For academic and clinical education, this represents an important shift in perspective. Students and clinicians should not learn peri-implantitis solely as a local complication assessed with a probe and a radiograph. They should understand that bone loss around an implant may involve complex mechanisms: biofilm, immune response, cytokines, chronic diseases, metabolism, tissue quality, prosthetic design, and possibly measurable features of systemic inflammatory response.
In clinical practice, the question of blood tests is therefore a question about the future of more personalized implant dentistry. Will we be able to better identify patients in whom local inflammation has greater destructive potential? Can hematological indices help monitor response to treatment? Will combining clinical, radiological, and laboratory data allow for more accurate prognosis? There are no simple answers yet, but these questions are important for the development of modern diagnostics.
Caution is just as important here as innovation. Too rapid an adoption of blood markers as ready diagnostic tools could lead to overinterpretation. Ignoring their potential, however, would also be problematic, as it would limit our view of peri-implantitis to the area immediately around the implant. The most reasonable approach lies between these extremes: blood tests may be a promising complement, but their value must always be assessed in the context of the full clinical picture.

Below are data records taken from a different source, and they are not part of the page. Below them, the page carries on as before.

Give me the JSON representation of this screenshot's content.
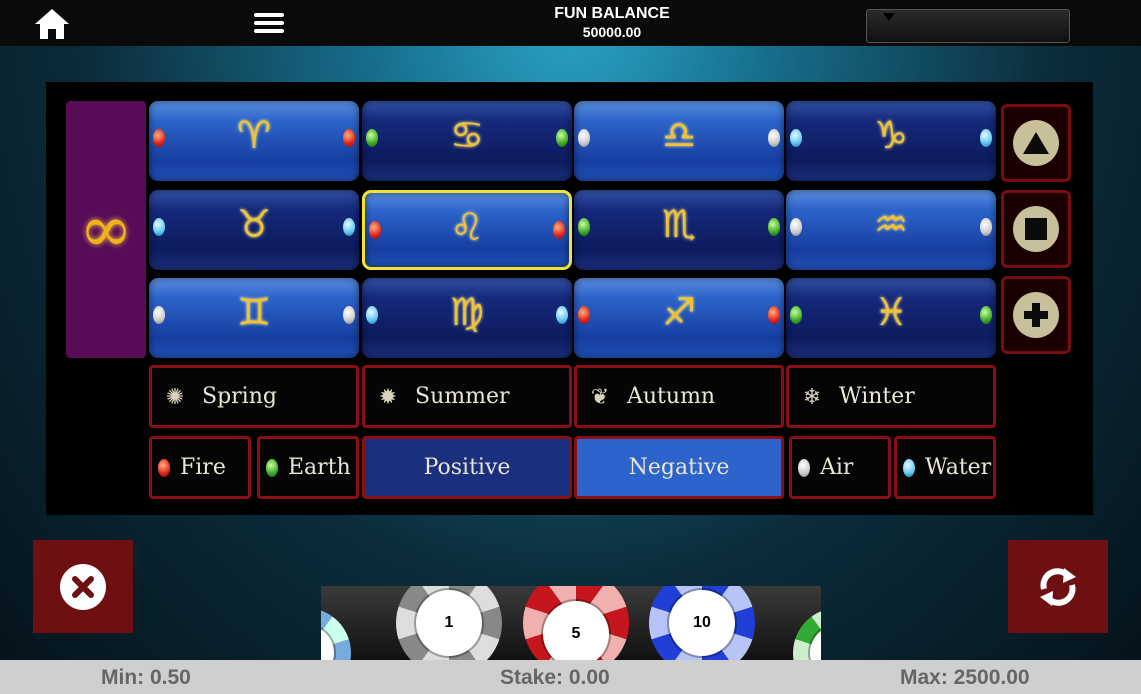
{
  "header": {
    "balance_label": "FUN BALANCE",
    "balance_value": "50000.00",
    "home_icon": "home-icon",
    "menu_icon": "hamburger-menu-icon"
  },
  "board": {
    "infinity_symbol": "∞",
    "signs": [
      {
        "glyph": "♈",
        "dots": [
          "red",
          "red"
        ],
        "shade": "light"
      },
      {
        "glyph": "♋",
        "dots": [
          "green",
          "green"
        ],
        "shade": "dark"
      },
      {
        "glyph": "♎",
        "dots": [
          "white",
          "white"
        ],
        "shade": "light"
      },
      {
        "glyph": "♑",
        "dots": [
          "blue",
          "blue"
        ],
        "shade": "dark"
      },
      {
        "glyph": "♉",
        "dots": [
          "blue",
          "blue"
        ],
        "shade": "dark"
      },
      {
        "glyph": "♌",
        "dots": [
          "red",
          "red"
        ],
        "shade": "light",
        "selected": true
      },
      {
        "glyph": "♏",
        "dots": [
          "green",
          "green"
        ],
        "shade": "dark"
      },
      {
        "glyph": "♒",
        "dots": [
          "white",
          "white"
        ],
        "shade": "light"
      },
      {
        "glyph": "♊",
        "dots": [
          "white",
          "white"
        ],
        "shade": "light"
      },
      {
        "glyph": "♍",
        "dots": [
          "blue",
          "blue"
        ],
        "shade": "dark"
      },
      {
        "glyph": "♐",
        "dots": [
          "red",
          "red"
        ],
        "shade": "light"
      },
      {
        "glyph": "♓",
        "dots": [
          "green",
          "green"
        ],
        "shade": "dark"
      }
    ],
    "seasons": [
      {
        "label": "Spring",
        "icon": "✺"
      },
      {
        "label": "Summer",
        "icon": "✹"
      },
      {
        "label": "Autumn",
        "icon": "❦"
      },
      {
        "label": "Winter",
        "icon": "❄"
      }
    ],
    "elements": {
      "fire": "Fire",
      "earth": "Earth",
      "positive": "Positive",
      "negative": "Negative",
      "air": "Air",
      "water": "Water"
    },
    "side_buttons": [
      "up-arrow-icon",
      "stop-square-icon",
      "plus-icon"
    ]
  },
  "chips": [
    {
      "value": "1",
      "color": "#9a9a9a"
    },
    {
      "value": "5",
      "color": "#c4161c"
    },
    {
      "value": "10",
      "color": "#1f3fd6"
    }
  ],
  "footer": {
    "min": "Min: 0.50",
    "stake": "Stake: 0.00",
    "max": "Max: 2500.00"
  }
}
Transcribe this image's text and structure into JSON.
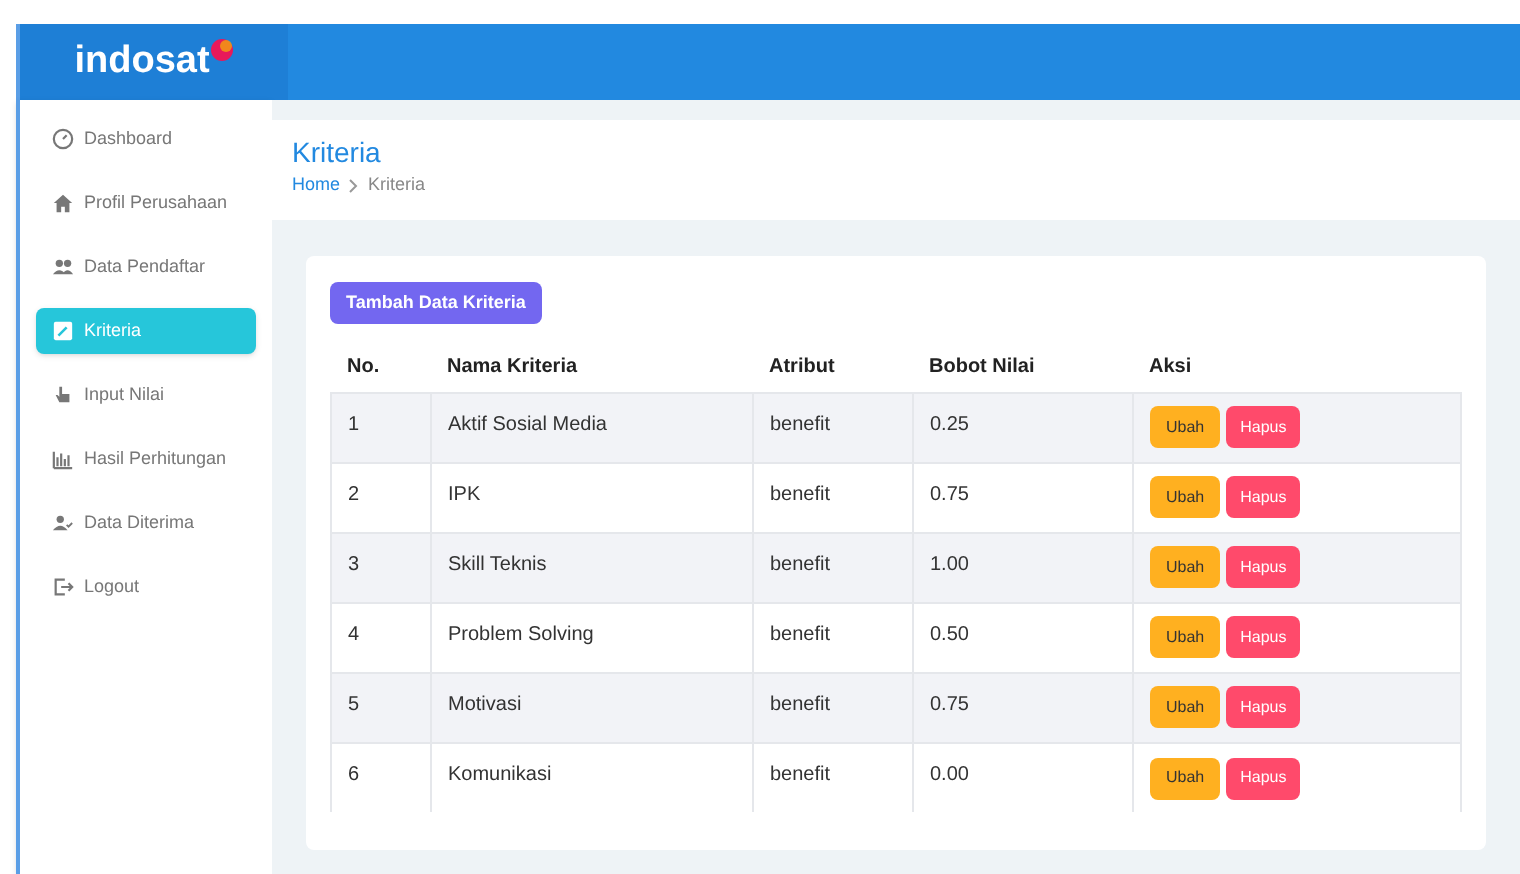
{
  "brand": {
    "name": "indosat"
  },
  "sidebar": {
    "items": [
      {
        "label": "Dashboard",
        "selected": false
      },
      {
        "label": "Profil Perusahaan",
        "selected": false
      },
      {
        "label": "Data Pendaftar",
        "selected": false
      },
      {
        "label": "Kriteria",
        "selected": true
      },
      {
        "label": "Input Nilai",
        "selected": false
      },
      {
        "label": "Hasil Perhitungan",
        "selected": false
      },
      {
        "label": "Data Diterima",
        "selected": false
      },
      {
        "label": "Logout",
        "selected": false
      }
    ]
  },
  "page": {
    "title": "Kriteria",
    "breadcrumb": [
      "Home",
      "Kriteria"
    ]
  },
  "add_button": "Tambah Data Kriteria",
  "table": {
    "columns": [
      "No.",
      "Nama Kriteria",
      "Atribut",
      "Bobot Nilai",
      "Aksi"
    ],
    "rows": [
      {
        "cells": [
          "1",
          "Aktif Sosial Media",
          "benefit",
          "0.25"
        ],
        "actions": [
          "Ubah",
          "Hapus"
        ]
      },
      {
        "cells": [
          "2",
          "IPK",
          "benefit",
          "0.75"
        ],
        "actions": [
          "Ubah",
          "Hapus"
        ]
      },
      {
        "cells": [
          "3",
          "Skill Teknis",
          "benefit",
          "1.00"
        ],
        "actions": [
          "Ubah",
          "Hapus"
        ]
      },
      {
        "cells": [
          "4",
          "Problem Solving",
          "benefit",
          "0.50"
        ],
        "actions": [
          "Ubah",
          "Hapus"
        ]
      },
      {
        "cells": [
          "5",
          "Motivasi",
          "benefit",
          "0.75"
        ],
        "actions": [
          "Ubah",
          "Hapus"
        ]
      },
      {
        "cells": [
          "6",
          "Komunikasi",
          "benefit",
          "0.00"
        ],
        "actions": [
          "Ubah",
          "Hapus"
        ]
      }
    ]
  }
}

Can a blood test help assess a patient with peri-implantitis? Today, the answer is: potentially yes, but not independently and not as a simple test for diagnosing the disease. Its value may lie in better describing the systemic inflammatory background, identifying patients who require closer attention, and understanding why similar local conditions may lead to different disease courses.
This is the direction of research pursued by PERI-EDU. The aim is not to move away from classical implant diagnostics, but to expand it. The implant, peri-implant tissues, and the patient do not function separately. If we want to better predict, monitor, and treat peri-implantitis, we need to learn how to combine local data with what the biology of the entire organism can tell us.